I know you’re thinking that’s cute enough to make you puke. I know you’re thinking to yourself, Oh, sure, I’ll bet—bluegill, blue eyes, the blue day in Westchester County. But it’s true. He was hooked.
After that it was carp fishing on Sunday mornings at the secret
spot south of town. We’d pack soggy Raisin Bran around big treble hooks and heave it out and let it sit on the bottom until some old carp would come and suck it up. Tommy was a carp-killing boy. And long after I learned to sleep in on Sundays, he’d bike out to the secret spot and kill carp all spring and summer and bring them home to plant them in the garden, where now, near twenty years since, the perennials grow thick and hardy and fishy. Once I remember him golden among a dozen shorter admirers returning from fishing with a carp the size of a small child hanging from his handlebars, blood and creamy milt oozing from it, its tail dragging in the dust and all of his amazed compatriots poking it and holding their noses and putting forth a frenzy of questions. “What kind? How big? How long the fight? Was it dead?” And even the one some noisy boyo advanced about the white substance proceeding from the dead carp’s lower parts, to which Tommy replied, as if he knew what it meant, “Spawning.” They took him at his word. In just such ways young boys get attached to trophies.

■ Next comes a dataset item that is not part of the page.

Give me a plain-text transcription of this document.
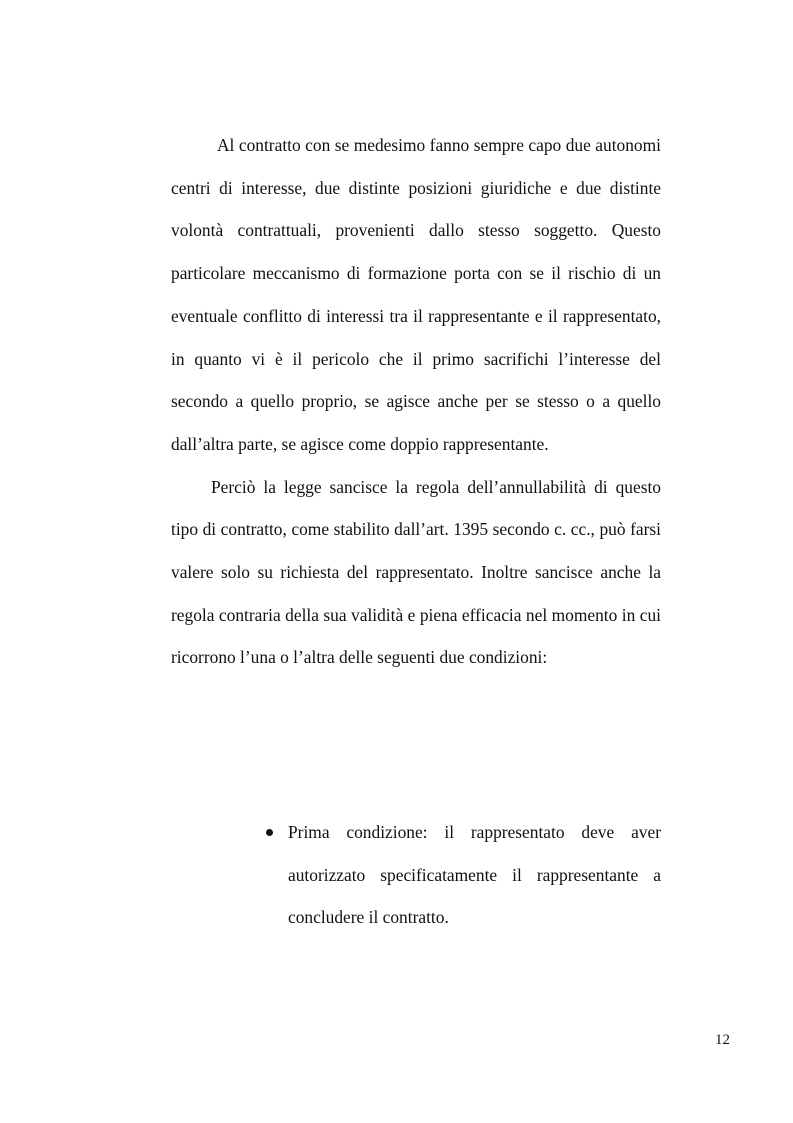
Al contratto con se medesimo fanno sempre capo due autonomi centri di interesse, due distinte posizioni giuridiche e due distinte volontà contrattuali, provenienti dallo stesso soggetto. Questo particolare meccanismo di formazione porta con se il rischio di un eventuale conflitto di interessi tra il rappresentante e il rappresentato, in quanto vi è il pericolo che il primo sacrifichi l’interesse del secondo a quello proprio, se agisce anche per se stesso o a quello dall’altra parte, se agisce come doppio rappresentante.

Perciò la legge sancisce la regola dell’annullabilità di questo tipo di contratto, come stabilito dall’art. 1395 secondo c. cc., può farsi valere solo su richiesta del rappresentato. Inoltre sancisce anche la regola contraria della sua validità e piena efficacia nel momento in cui ricorrono l’una o l’altra delle seguenti due condizioni:

Prima condizione: il rappresentato deve aver autorizzato specificatamente il rappresentante a concludere il contratto.
12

Then he got crazy for bass and pike and all the other pan fish that habited the inland lakes around our town. Arbogast Bug-eyes, and Fat Rapallas and plastic worms in every flavor filled his tackle box. He’d fish mornings before school and afternoons after school and show up at home shortly after dark smelly and content. He never excelled at his studies much.
When he was nine I took him to the Pere Marquette—the long river in western Michigan named for the French Jesuit who died in its estuary. It was early March. It was freezing. But the river, working its ninety-mile way west from Baldwin to its eventual spillage into Lake Michigan at Ludington, never slowed enough to ice over. We hiked in, in Red Ball waders and snowmobile suits, through the snow and frozen swamp. I remember holding him up, afloat, his left hand high in my right hand, like dancers, to keep him from dipping his waders through deeper spots in the river bottom. The place we fished was called Gus’s Hole because the man who showed me the spot some years before had called it that. We drifted spawn bags on long light leaders below split shot through gravel runs and a deep sandy hole for winter-run steelhead and resident browns. It was here Tommy learned to distinguish the tick of the tiny sinkers moving through stones from the bite of fish. It was here the topography of the riverbed began to make sense to him. He could close his eyes and see the bottom, its undulant waterscape of runs and pools and holes and flats, the pockets of curling water, the structure of tree stumps and rock forms, the gravel beds where fish would hold, the shaded and the sunlit water. The only fish caught that day was an eighteen-inch brown trout, beautifully speckled. All fathers pray for their sons to outfish them. My prayers were answered and have been answered ever since.